Close

Presentation

Redesigning GROMACS Halo Exchange: Improving Strong Scaling with GPU-initiated NVSHMEM
DescriptionImproving time-to-solution in molecular dynamics simulations often requires strong scaling due to fixed-sized problems.
GROMACS is highly latency-sensitive, with peak iteration rates in the sub-millisecond, making scalability on heterogeneous supercomputers challenging.
MPI's CPU-centric nature introduces additional latencies on GPU-resident applications' critical path, hindering GPU utilization and scalability.
To address these limitations, we present an NVSHMEM-based GPU kernel-initiated
redesign of the GROMACS domain decomposition halo-exchange algorithm.
Highly tuned GPU kernels fuse data packing and communication, leveraging hardware latency-hiding for fine-grained overlap.
We employ kernel fusion across overlapped data forwarding communication phases and utilize the asynchronous copy engine over NVLink to optimize latency and bandwidth.

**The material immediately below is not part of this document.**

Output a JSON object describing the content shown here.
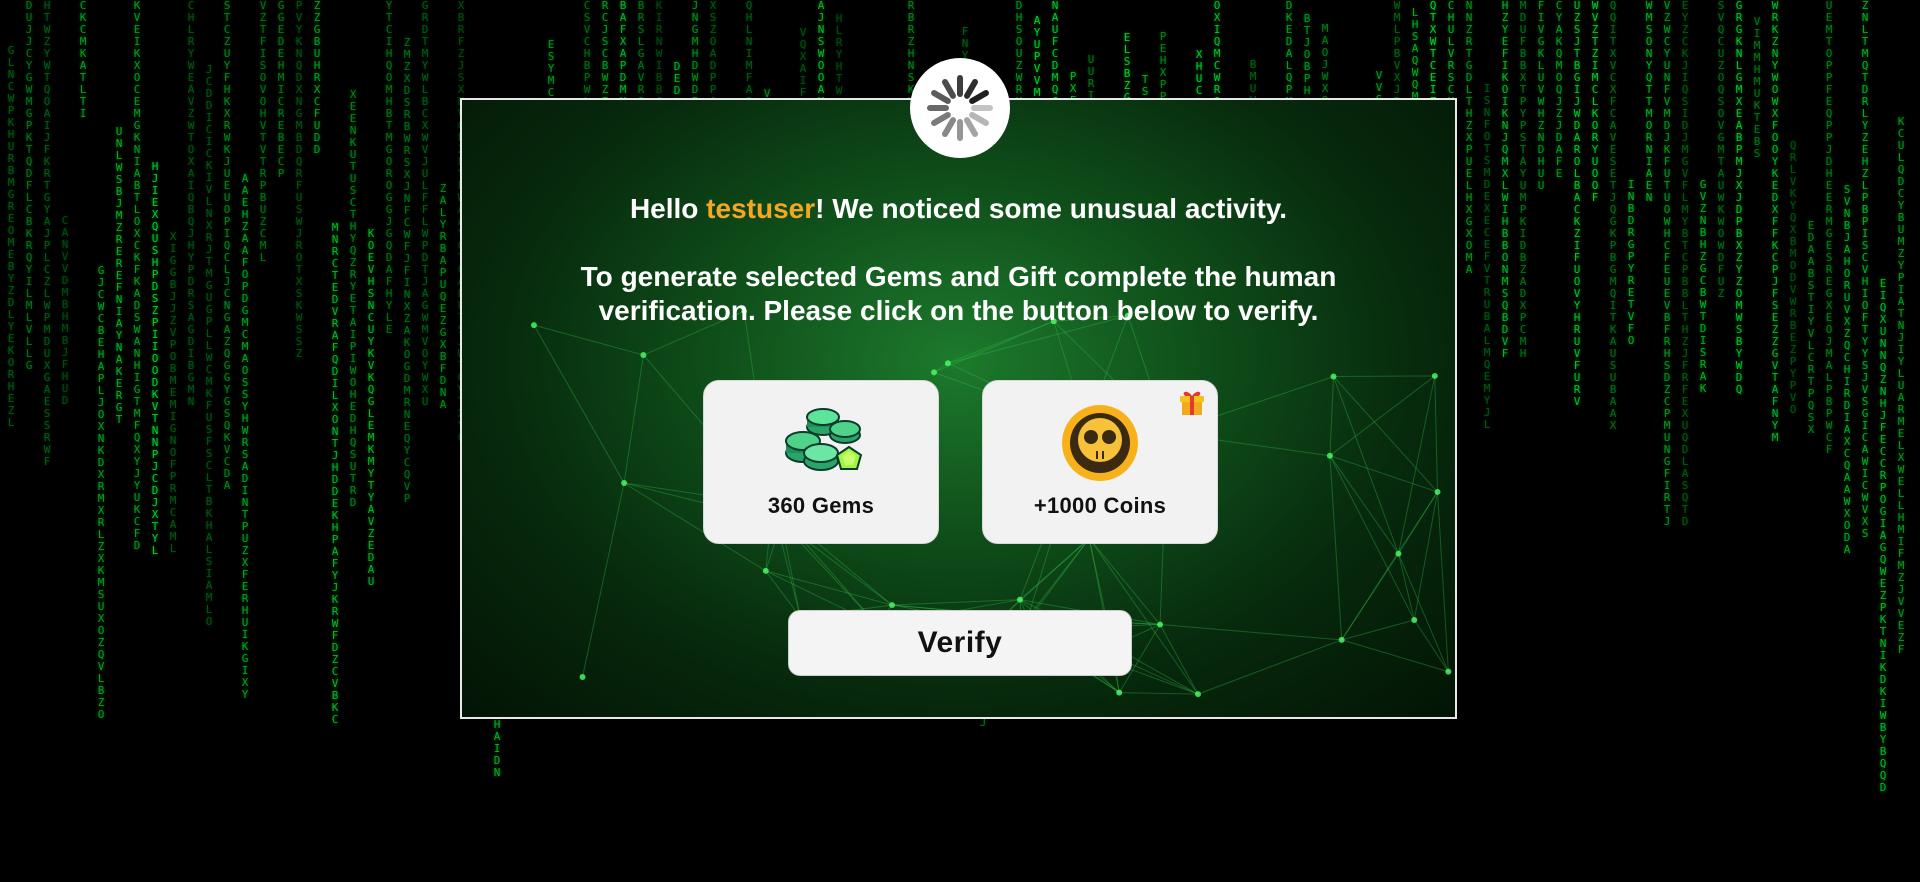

Our GPU-resident formulation greatly increases communication-computation overlap, improving GROMACS strong scaling performance across NVLink by up to 1.5x (intra-node) and 2x (multi-node), and up to 1.3x multi-node over NVLink+InfiniBand.
This demonstrates the profound benefits of GPU-initiated communication for strong-scaling a broad range of latency-sensitive applications.